Denny Wu (University of Toronto / Vector Institute) 2022/11/21 13:00-14:00 13:30-14:30
Precise Analysis of Modern Machine Learning Models via Random Matrix Theory
The performance of many simple machine learning models can be precisely characterized in the proportional asymptotic limit (i.e., when the size of the dataset and the number of parameters jointly tend to infinity) using random matrix theoretical tools. Such precise analysis can reveal interesting phenomena that are also empirically observed in deep learning. In this talk I will introduce two examples. First we consider the generalized ridge regression estimator in the overparameterized regime, for which the asymptotic formulae of generalization error lead to surprising findings including: (i) the optimal ridge penalty can be negative, and (ii) regularization can suppress “multiple descent” in the risk curve. I will then discuss some practical implications such as the comparison of first- and second-order optimizers in neural network training. For the second part, we characterize the benefit of feature (representation) learning via gradient descent in a two-layer neural network. By studying the precise performance of kernel ridge regression on the trained features, we rigorously show that feature learning results in a considerable advantage over the initial random features model; this analysis also highlights the role of learning rate scaling in the initial phase of gradient descent training.
Bio
Denny Wu is a Ph.D. candidate at the University of Toronto and the Vector Institute for Artificial Intelligence, under the supervision of Jimmy Ba and Murat A. Erdogdu. Before that he obtained his bachelor’s degree from Carnegie Mellon University advised by Ruslan Salakhutdinov. He also maintains close collaboration with the University of Tokyo and RIKEN AIP, where he is currently working with Taiji Suzuki and Atsushi Nitanda.

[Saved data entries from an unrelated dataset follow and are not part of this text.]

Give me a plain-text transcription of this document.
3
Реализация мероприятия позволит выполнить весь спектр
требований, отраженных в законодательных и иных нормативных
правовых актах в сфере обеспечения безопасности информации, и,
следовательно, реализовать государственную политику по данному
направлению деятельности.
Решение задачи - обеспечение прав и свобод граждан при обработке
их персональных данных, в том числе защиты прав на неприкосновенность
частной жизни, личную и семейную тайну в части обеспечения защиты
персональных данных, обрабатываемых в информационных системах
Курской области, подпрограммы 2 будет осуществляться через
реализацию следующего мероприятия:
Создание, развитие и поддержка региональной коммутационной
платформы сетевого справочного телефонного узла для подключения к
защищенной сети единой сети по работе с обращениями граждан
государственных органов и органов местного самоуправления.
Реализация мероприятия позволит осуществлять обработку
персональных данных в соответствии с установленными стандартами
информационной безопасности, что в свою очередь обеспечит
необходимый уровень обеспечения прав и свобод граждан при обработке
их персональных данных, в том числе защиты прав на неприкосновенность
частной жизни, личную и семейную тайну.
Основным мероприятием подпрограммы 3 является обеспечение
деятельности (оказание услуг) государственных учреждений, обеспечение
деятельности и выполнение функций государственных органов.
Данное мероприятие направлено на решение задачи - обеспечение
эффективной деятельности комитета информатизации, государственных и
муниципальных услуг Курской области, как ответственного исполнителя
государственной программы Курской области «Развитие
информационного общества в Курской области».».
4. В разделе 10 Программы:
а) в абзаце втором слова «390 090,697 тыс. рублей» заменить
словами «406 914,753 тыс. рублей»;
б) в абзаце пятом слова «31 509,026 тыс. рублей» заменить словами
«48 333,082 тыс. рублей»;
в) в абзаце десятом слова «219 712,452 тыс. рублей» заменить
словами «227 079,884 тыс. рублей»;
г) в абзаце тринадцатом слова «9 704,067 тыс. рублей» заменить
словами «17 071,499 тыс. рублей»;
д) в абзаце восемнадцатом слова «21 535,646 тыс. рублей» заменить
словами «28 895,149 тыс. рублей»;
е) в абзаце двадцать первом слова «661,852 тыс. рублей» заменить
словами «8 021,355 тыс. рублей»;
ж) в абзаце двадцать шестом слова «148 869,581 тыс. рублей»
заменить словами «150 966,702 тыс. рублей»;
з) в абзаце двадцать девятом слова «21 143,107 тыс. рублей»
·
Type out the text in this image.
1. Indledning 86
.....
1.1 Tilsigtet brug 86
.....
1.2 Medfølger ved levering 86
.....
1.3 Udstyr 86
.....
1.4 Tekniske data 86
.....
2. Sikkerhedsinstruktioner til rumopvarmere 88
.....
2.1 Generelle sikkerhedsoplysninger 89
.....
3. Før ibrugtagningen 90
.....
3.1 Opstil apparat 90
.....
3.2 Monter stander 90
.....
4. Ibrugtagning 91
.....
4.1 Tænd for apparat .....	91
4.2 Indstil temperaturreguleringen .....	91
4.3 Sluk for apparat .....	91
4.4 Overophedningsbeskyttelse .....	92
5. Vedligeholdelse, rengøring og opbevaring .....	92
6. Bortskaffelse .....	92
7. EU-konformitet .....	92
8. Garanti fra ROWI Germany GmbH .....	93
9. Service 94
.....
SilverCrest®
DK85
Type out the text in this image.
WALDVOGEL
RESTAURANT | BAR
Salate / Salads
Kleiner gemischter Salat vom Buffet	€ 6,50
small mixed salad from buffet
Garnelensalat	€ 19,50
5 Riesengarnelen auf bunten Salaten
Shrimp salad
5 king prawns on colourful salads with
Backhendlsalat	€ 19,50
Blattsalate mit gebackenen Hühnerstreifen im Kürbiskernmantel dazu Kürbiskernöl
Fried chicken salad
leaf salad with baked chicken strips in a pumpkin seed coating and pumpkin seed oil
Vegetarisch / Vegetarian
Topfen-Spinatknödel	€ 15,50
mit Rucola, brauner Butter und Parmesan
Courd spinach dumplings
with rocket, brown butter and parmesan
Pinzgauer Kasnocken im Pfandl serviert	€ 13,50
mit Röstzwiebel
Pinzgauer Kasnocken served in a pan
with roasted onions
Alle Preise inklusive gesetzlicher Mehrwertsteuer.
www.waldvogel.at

Denny is interested in developing a theoretical understanding (e.g., optimization and generalization) of modern machine learning systems, especially overparameterized models such as neural networks, using tools from high-dimensional statistics.
Luca Belli 2022/11/22 9:30-10:30
Responsible AI in Practice: Lessons from Experience at Scale
The responsible use of artificial intelligence, or RAI, is getting more attention and traction both in research and in the public discourse. What are the challenges of implementing research in practice? How does one translate ethics principle into product recommendations? What are the opportunities and limitations?
In this talk we are going to try answering those questions by looking at concrete examples, drawing from the past few years of practical experience with this work at scale in a worldwide company.
Bio
Luca is the co-founder and research lead of the Machine Learning Ethics Transparency and Accountability team at Twitter, that in joined in 2017. His research group is focused on studying the impact of Twitter’s machine learning systems, with special attention on feedback loops and algorithmic amplification.
Prior to that he was a Sr. Machine Learning engineer in adtech at Conversant, where he helped jump start their image recognition efforts. His first job was at Wolfram Alpha, where he worked in Boston for 3 winters as a Math Content Developer.
His background is in pure math, as he got a PhD in studying complex geometry in Rome Tor Vergata.